Любовные похождения князя - Пьер Сувестр
Шрифт:
Интервал:
Закладка:
Кто он такой?
Что ему надо?
Зачем он приехал в Лондон?
В ладах ли с законом?
Из суеверного страха перед всем иностранным старуха, несомненно, отказала бы этому необычному жильцу: разве в доки идут жить те, кто носит пристегивающиеся воротнички и манжеты? С изнеженными, определенно не привыкшими к труду руками? Но страсть наживы была сильнее опасений.
Наконец-то она ее утолит!
И пока Жак Бернар витийствовал, старуха, даже не стараясь скрыть огонь вожделения, косилась на ящик, где солнцами горели луидоры.
– Джентльмену, – сказала она, – думаю, подобает напомнить, каков был уговор. Четыре шиллинга десять пенсов.

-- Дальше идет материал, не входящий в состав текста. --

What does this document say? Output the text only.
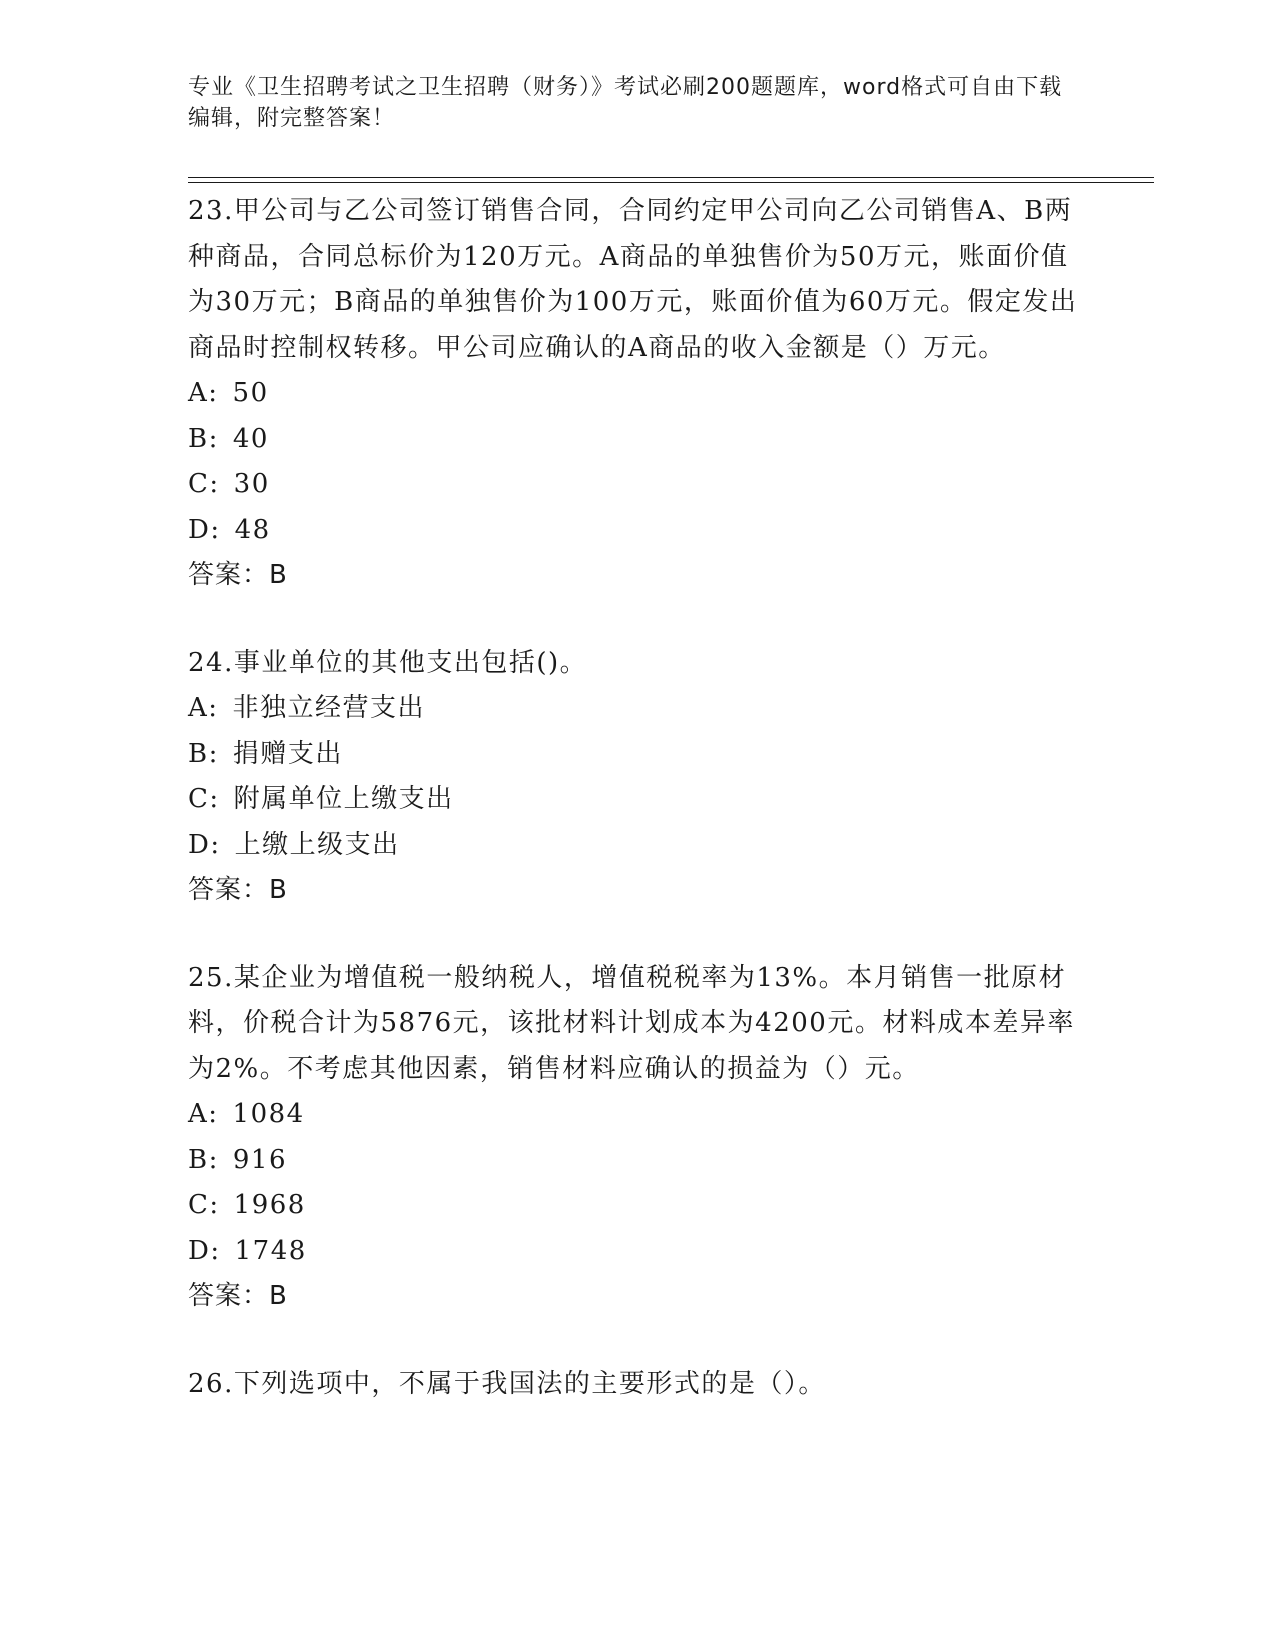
专业《卫生招聘考试之卫生招聘（财务）》考试必刷200题题库，word格式可自由下载编辑，附完整答案！

23.甲公司与乙公司签订销售合同，合同约定甲公司向乙公司销售A、B两种商品，合同总标价为120万元。A商品的单独售价为50万元，账面价值为30万元；B商品的单独售价为100万元，账面价值为60万元。假定发出商品时控制权转移。甲公司应确认的A商品的收入金额是（）万元。

A: 50

B: 40

C: 30

D: 48

答案：B

24.事业单位的其他支出包括()。

A: 非独立经营支出

B: 捐赠支出

C: 附属单位上缴支出

D: 上缴上级支出

答案：B

25.某企业为增值税一般纳税人，增值税税率为13%。本月销售一批原材料，价税合计为5876元，该批材料计划成本为4200元。材料成本差异率为2%。不考虑其他因素，销售材料应确认的损益为（）元。

A: 1084

B: 916

C: 1968

D: 1748

答案：B

26.下列选项中，不属于我国法的主要形式的是（）。
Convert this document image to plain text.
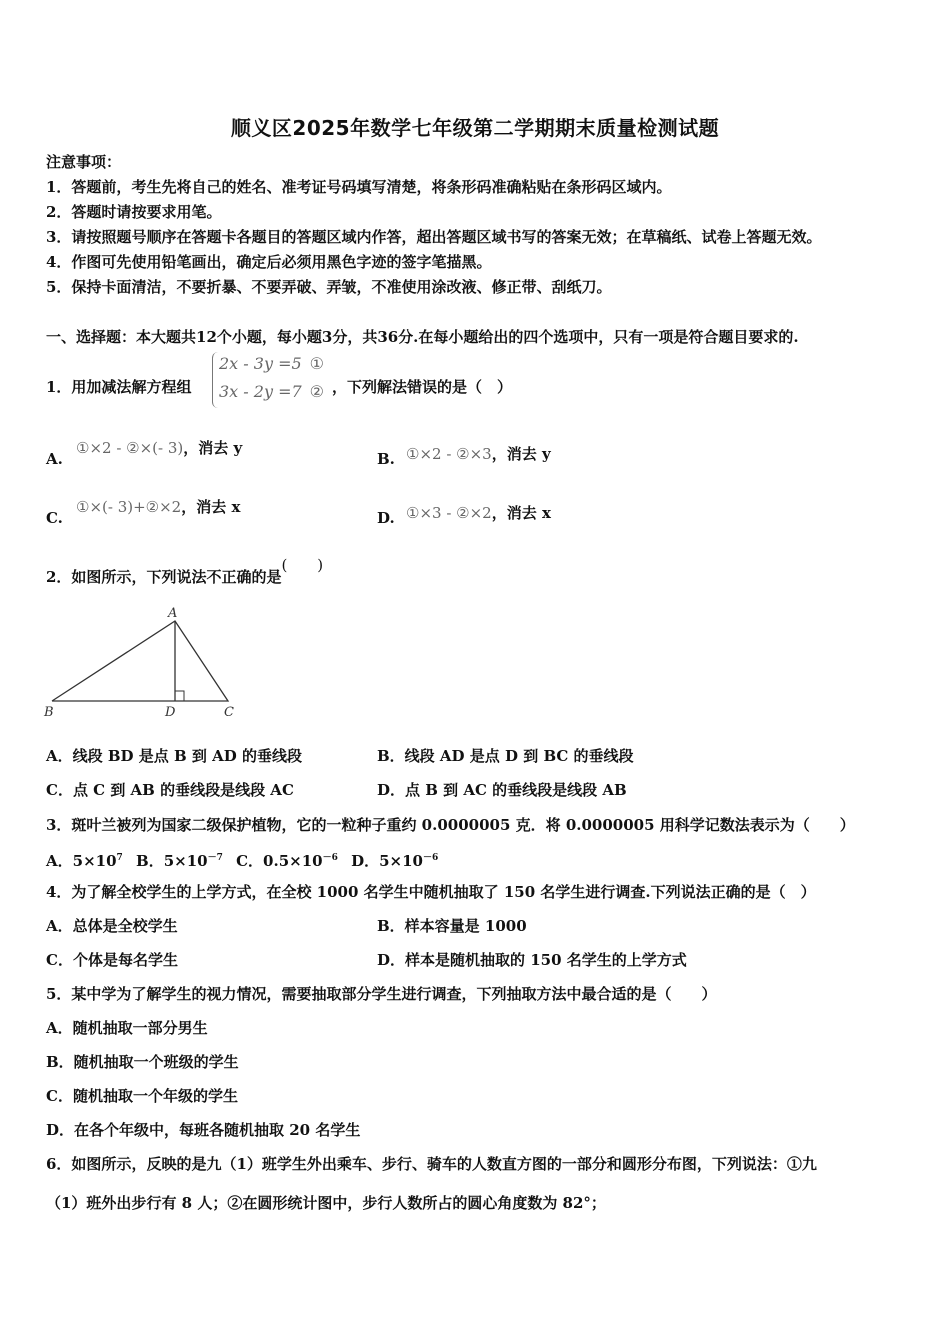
顺义区2025年数学七年级第二学期期末质量检测试题
注意事项：
1．答题前，考生先将自己的姓名、准考证号码填写清楚，将条形码准确粘贴在条形码区域内。
2．答题时请按要求用笔。
3．请按照题号顺序在答题卡各题目的答题区域内作答，超出答题区域书写的答案无效；在草稿纸、试卷上答题无效。
4．作图可先使用铅笔画出，确定后必须用黑色字迹的签字笔描黑。
5．保持卡面清洁，不要折暴、不要弄破、弄皱，不准使用涂改液、修正带、刮纸刀。
一、选择题：本大题共12个小题，每小题3分，共36分.在每小题给出的四个选项中，只有一项是符合题目要求的.
1．用加减法解方程组
2x - 3y =5 ①
3x - 2y =7 ② ，下列解法错误的是（　）
A.
①×2 - ②×(- 3)，消去 y
B. ①×2 - ②×3，消去 y
C.
①×(- 3)+②×2，消去 x
D. ①×3 - ②×2，消去 x
2．如图所示，下列说法不正确的是(　　)
A
B	D	C
A．线段 BD 是点 B 到 AD 的垂线段	B．线段 AD 是点 D 到 BC 的垂线段
C．点 C 到 AB 的垂线段是线段 AC	D．点 B 到 AC 的垂线段是线段 AB
3．斑叶兰被列为国家二级保护植物，它的一粒种子重约 0.0000005 克．将 0.0000005 用科学记数法表示为（　　）
A．$5\times 10^7$ B．$5\times 10^{-7}$ C．$0.5\times 10^{-6}$ D．$5\times 10^{-6}$
4．为了解全校学生的上学方式，在全校 1000 名学生中随机抽取了 150 名学生进行调查.下列说法正确的是（　）
A．总体是全校学生	B．样本容量是 1000
C．个体是每名学生	D．样本是随机抽取的 150 名学生的上学方式
5．某中学为了解学生的视力情况，需要抽取部分学生进行调查，下列抽取方法中最合适的是（　　）
A．随机抽取一部分男生
B．随机抽取一个班级的学生
C．随机抽取一个年级的学生
D．在各个年级中，每班各随机抽取 20 名学生
6．如图所示，反映的是九（1）班学生外出乘车、步行、骑车的人数直方图的一部分和圆形分布图，下列说法：①九
（1）班外出步行有 8 人；②在圆形统计图中，步行人数所占的圆心角度数为 82°；
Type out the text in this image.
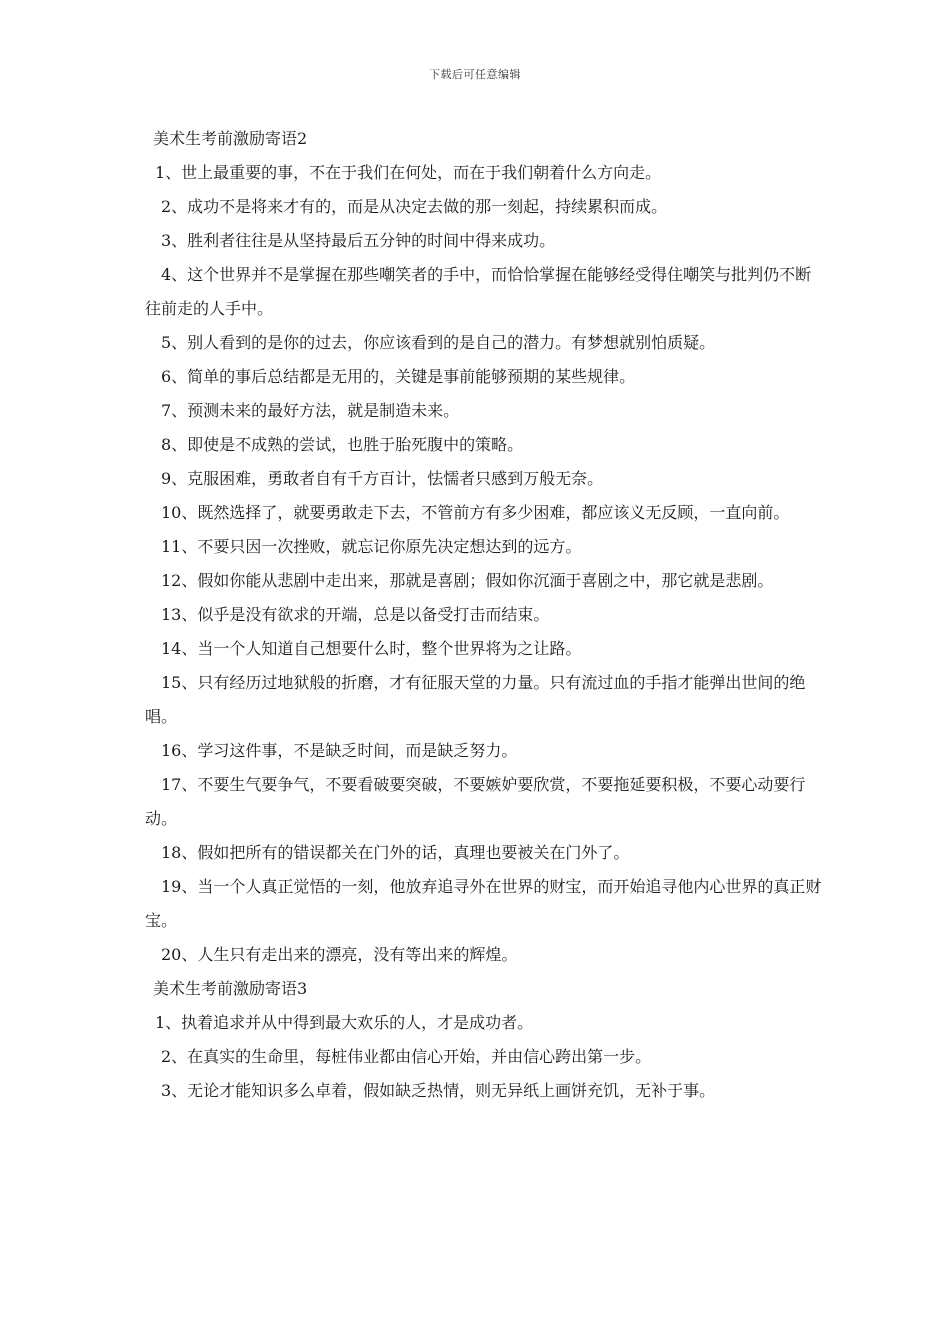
下载后可任意编辑
美术生考前激励寄语2
1、世上最重要的事，不在于我们在何处，而在于我们朝着什么方向走。
2、成功不是将来才有的，而是从决定去做的那一刻起，持续累积而成。
3、胜利者往往是从坚持最后五分钟的时间中得来成功。
4、这个世界并不是掌握在那些嘲笑者的手中，而恰恰掌握在能够经受得住嘲笑与批判仍不断往前走的人手中。
5、别人看到的是你的过去，你应该看到的是自己的潜力。有梦想就别怕质疑。
6、简单的事后总结都是无用的，关键是事前能够预期的某些规律。
7、预测未来的最好方法，就是制造未来。
8、即使是不成熟的尝试，也胜于胎死腹中的策略。
9、克服困难，勇敢者自有千方百计，怯懦者只感到万般无奈。
10、既然选择了，就要勇敢走下去，不管前方有多少困难，都应该义无反顾，一直向前。
11、不要只因一次挫败，就忘记你原先决定想达到的远方。
12、假如你能从悲剧中走出来，那就是喜剧；假如你沉湎于喜剧之中，那它就是悲剧。
13、似乎是没有欲求的开端，总是以备受打击而结束。
14、当一个人知道自己想要什么时，整个世界将为之让路。
15、只有经历过地狱般的折磨，才有征服天堂的力量。只有流过血的手指才能弹出世间的绝唱。
16、学习这件事，不是缺乏时间，而是缺乏努力。
17、不要生气要争气，不要看破要突破，不要嫉妒要欣赏，不要拖延要积极，不要心动要行动。
18、假如把所有的错误都关在门外的话，真理也要被关在门外了。
19、当一个人真正觉悟的一刻，他放弃追寻外在世界的财宝，而开始追寻他内心世界的真正财宝。
20、人生只有走出来的漂亮，没有等出来的辉煌。
美术生考前激励寄语3
1、执着追求并从中得到最大欢乐的人，才是成功者。
2、在真实的生命里，每桩伟业都由信心开始，并由信心跨出第一步。
3、无论才能知识多么卓着，假如缺乏热情，则无异纸上画饼充饥，无补于事。
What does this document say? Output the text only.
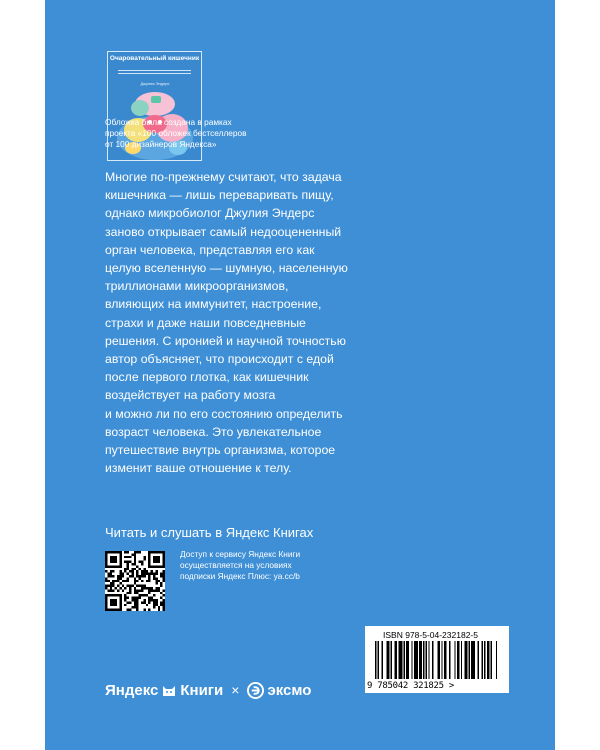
Очаровательный кишечник
Джулия Эндерс
Обложка была создана в рамках
проекта «100 обложек бестселлеров
от 100 дизайнеров Яндекса»
Многие по-прежнему считают, что задача
кишечника — лишь переваривать пищу,
однако микробиолог Джулия Эндерс
заново открывает самый недооцененный
орган человека, представляя его как
целую вселенную — шумную, населенную
триллионами микроорганизмов,
влияющих на иммунитет, настроение,
страхи и даже наши повседневные
решения. С иронией и научной точностью
автор объясняет, что происходит с едой
после первого глотка, как кишечник
воздействует на работу мозга
и можно ли по его состоянию определить
возраст человека. Это увлекательное
путешествие внутрь организма, которое
изменит ваше отношение к телу.
Читать и слушать в Яндекс Книгах
Доступ к сервису Яндекс Книги
осуществляется на условиях
подписки Яндекс Плюс: ya.cc/b
ISBN 978-5-04-232182-5
9 785042 321825 >
Яндекс Книги × эксмо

Жак Бернар изобразил на своем лице полное безразличие.
– Берите, миссис Хорфи, и в следующий раз будьте ко мне подоверчивее. Избави Бог, я не собирался вас обманывать ни на су, так что могли бы подождать до вечера, когда бы я повидался со своим банкиром. Ну же! Берите ваши деньги, и я пойду.
– Благодарствую, джентльмен!
– Берите, миссис Хорфи, берите!
Вельможным жестом Жак Бернар протянул хозяйке деньги и вытолкал ее за дверь.
Едва она скрылась, он скорчил гримасу:
– Старая ведьма!.. Теперь ничего не поделаешь, придется еще поистратиться, я вчера не обедал, да и не завтракал. Надо обязательно наведаться в одно из роскошных заведений, которые я здесь облюбовал. Очередной урон для моего трижды упомянутого «стратегического запаса»!
Жак Бернар аккуратно сложил в карман серебряные монеты, взял шляпу и кубарем скатился по лестнице в холодный, насыщенный туманом воздух, который заволакивал кривую улочку, где стояло его жилище.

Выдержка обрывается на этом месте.